Yuno normalizes the result of every check returned by the issuer / acquirer into one of four canonical values. Each of the four fields takes the same enum:

| Value         | Meaning                                                                                                                        |
| ------------- | ------------------------------------------------------------------------------------------------------------------------------ |
| `PASS`        | The check ran and the value matched the issuer's record.                                                                       |
| `FAIL`        | The check ran and the value did **not** match.                                                                                 |
| `UNAVAILABLE` | The check could not be completed — the issuer is not certified, did not respond, or does not support the check in this region. |
| `UNCHECKED`   | The check was not performed for this transaction (e.g. the merchant did not send a CVV, or the provider does not run AVS).     |

***

## How to use these results

AVS and CVV results are **not** authorization decisions — the transaction can be approved even when the checks fail. They are advisory signals you can fold into your own risk strategy.

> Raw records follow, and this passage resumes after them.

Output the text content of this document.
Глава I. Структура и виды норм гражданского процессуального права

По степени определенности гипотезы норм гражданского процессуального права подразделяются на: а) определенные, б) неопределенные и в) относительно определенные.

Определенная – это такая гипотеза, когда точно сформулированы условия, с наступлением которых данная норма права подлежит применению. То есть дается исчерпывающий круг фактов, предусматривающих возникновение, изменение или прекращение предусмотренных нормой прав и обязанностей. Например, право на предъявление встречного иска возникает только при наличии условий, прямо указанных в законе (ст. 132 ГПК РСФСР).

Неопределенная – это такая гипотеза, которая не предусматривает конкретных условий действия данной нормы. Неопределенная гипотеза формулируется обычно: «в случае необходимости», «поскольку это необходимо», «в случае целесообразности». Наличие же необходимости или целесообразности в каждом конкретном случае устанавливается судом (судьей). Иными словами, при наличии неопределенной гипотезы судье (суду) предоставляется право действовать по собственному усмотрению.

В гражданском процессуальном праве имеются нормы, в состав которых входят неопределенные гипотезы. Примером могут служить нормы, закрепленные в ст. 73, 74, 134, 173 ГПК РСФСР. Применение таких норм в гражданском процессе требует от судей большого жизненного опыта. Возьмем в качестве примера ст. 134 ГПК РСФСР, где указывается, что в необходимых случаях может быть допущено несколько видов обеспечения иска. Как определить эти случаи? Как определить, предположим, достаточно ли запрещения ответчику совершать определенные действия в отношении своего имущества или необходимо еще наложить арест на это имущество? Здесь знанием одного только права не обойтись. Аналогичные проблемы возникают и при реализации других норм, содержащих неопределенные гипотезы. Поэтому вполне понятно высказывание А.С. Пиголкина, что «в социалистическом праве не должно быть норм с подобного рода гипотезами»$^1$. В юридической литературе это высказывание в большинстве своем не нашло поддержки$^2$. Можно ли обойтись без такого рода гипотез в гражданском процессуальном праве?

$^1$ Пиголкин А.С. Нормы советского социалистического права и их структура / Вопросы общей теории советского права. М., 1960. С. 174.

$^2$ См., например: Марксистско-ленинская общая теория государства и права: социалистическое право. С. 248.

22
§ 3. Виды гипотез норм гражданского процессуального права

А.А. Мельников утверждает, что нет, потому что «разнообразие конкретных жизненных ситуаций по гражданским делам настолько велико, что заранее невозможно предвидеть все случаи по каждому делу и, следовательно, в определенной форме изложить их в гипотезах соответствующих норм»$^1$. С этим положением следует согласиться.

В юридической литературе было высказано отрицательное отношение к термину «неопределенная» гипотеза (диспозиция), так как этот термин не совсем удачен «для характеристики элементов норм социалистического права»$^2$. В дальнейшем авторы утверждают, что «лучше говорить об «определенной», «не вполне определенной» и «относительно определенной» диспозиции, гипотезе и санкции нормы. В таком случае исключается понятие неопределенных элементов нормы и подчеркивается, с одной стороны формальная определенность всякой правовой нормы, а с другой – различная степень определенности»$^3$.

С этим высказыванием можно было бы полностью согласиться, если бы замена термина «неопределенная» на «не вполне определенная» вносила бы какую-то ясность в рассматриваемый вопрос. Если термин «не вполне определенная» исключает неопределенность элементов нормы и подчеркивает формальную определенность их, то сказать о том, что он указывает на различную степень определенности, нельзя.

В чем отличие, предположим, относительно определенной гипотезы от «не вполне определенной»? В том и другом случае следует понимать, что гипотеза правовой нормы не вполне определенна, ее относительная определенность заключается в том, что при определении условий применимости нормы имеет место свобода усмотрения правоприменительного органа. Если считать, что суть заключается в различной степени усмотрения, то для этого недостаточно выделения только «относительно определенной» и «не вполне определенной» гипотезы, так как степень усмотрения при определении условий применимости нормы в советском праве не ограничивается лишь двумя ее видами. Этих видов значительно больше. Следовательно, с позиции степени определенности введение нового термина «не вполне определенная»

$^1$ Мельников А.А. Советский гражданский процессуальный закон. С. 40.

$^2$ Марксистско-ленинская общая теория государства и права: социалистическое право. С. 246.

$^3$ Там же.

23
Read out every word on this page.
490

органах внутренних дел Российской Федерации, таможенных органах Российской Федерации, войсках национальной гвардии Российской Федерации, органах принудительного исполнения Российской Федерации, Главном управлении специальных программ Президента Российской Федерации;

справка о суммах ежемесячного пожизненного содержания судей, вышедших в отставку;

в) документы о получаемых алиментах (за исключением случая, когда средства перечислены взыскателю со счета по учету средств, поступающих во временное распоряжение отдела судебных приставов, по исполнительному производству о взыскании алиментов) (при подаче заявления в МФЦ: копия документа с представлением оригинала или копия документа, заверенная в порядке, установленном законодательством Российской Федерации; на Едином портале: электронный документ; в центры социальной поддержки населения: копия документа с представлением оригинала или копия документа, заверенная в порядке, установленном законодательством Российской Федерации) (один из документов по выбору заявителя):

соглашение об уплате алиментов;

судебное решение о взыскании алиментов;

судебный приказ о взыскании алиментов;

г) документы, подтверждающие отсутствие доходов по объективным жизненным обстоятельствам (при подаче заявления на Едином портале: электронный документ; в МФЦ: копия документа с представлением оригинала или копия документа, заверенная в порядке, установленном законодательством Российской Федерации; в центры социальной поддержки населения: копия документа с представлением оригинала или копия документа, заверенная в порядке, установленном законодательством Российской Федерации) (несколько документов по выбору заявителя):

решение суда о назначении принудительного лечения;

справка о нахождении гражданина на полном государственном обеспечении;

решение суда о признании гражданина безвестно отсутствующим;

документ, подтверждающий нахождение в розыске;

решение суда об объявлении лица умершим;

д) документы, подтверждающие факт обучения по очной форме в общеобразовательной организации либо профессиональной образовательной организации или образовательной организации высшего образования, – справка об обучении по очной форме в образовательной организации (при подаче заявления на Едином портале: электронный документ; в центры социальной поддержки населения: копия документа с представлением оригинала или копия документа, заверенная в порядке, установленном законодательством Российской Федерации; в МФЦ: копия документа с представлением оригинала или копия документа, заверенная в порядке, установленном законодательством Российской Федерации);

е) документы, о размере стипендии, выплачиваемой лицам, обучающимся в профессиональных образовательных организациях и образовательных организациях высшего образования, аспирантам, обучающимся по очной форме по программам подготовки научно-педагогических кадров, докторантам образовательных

A simple decision matrix many merchants use:

| AVS (address\_line\_1\_check / zip\_code\_check) | CVV (card\_security\_code\_check) | Suggested action                                                                        |
| ------------------------------------------------ | --------------------------------- | --------------------------------------------------------------------------------------- |
| `PASS`                                           | `PASS`                            | Accept.                                                                                 |
| `PASS`                                           | `FAIL`                            | Soft decline / step-up — billing data looks right but the security code is wrong.       |
| `FAIL`                                           | `PASS`                            | Review — billing-data mismatch is a strong fraud signal even with a correct CVV.        |
| `FAIL`                                           | `FAIL`                            | Decline.                                                                                |
| `UNAVAILABLE` / `UNCHECKED`                      | any                               | Treat as unknown — fall back to other risk signals (3DS result, fraud-screening score). |

Because verification coverage varies by issuer and region, any decisioning you build on top should:

1. **Default to the authorization decision.** A `SUCCEEDED` transaction should ship unless your risk policy says otherwise.
2. **Combine signals.** Pair CVV / AVS with `fraud_screening`, the `three_d_secure` result, and `provider_data.iso8583_response_code`.
3. **Tolerate `UNAVAILABLE` and `UNCHECKED`.** Many cards in Latin America and EMEA do not run AVS at all.

***

## Sending verification data on the request

You can also pass `verification_services` **into** Yuno on the create-payment request — for example, when relaying upstream auth results from a system of record. The same four fields are accepted under:

```
payment_method.payment_method_detail.card.verification_services
```

When provided on the request, Yuno forwards the values to the downstream provider where supported.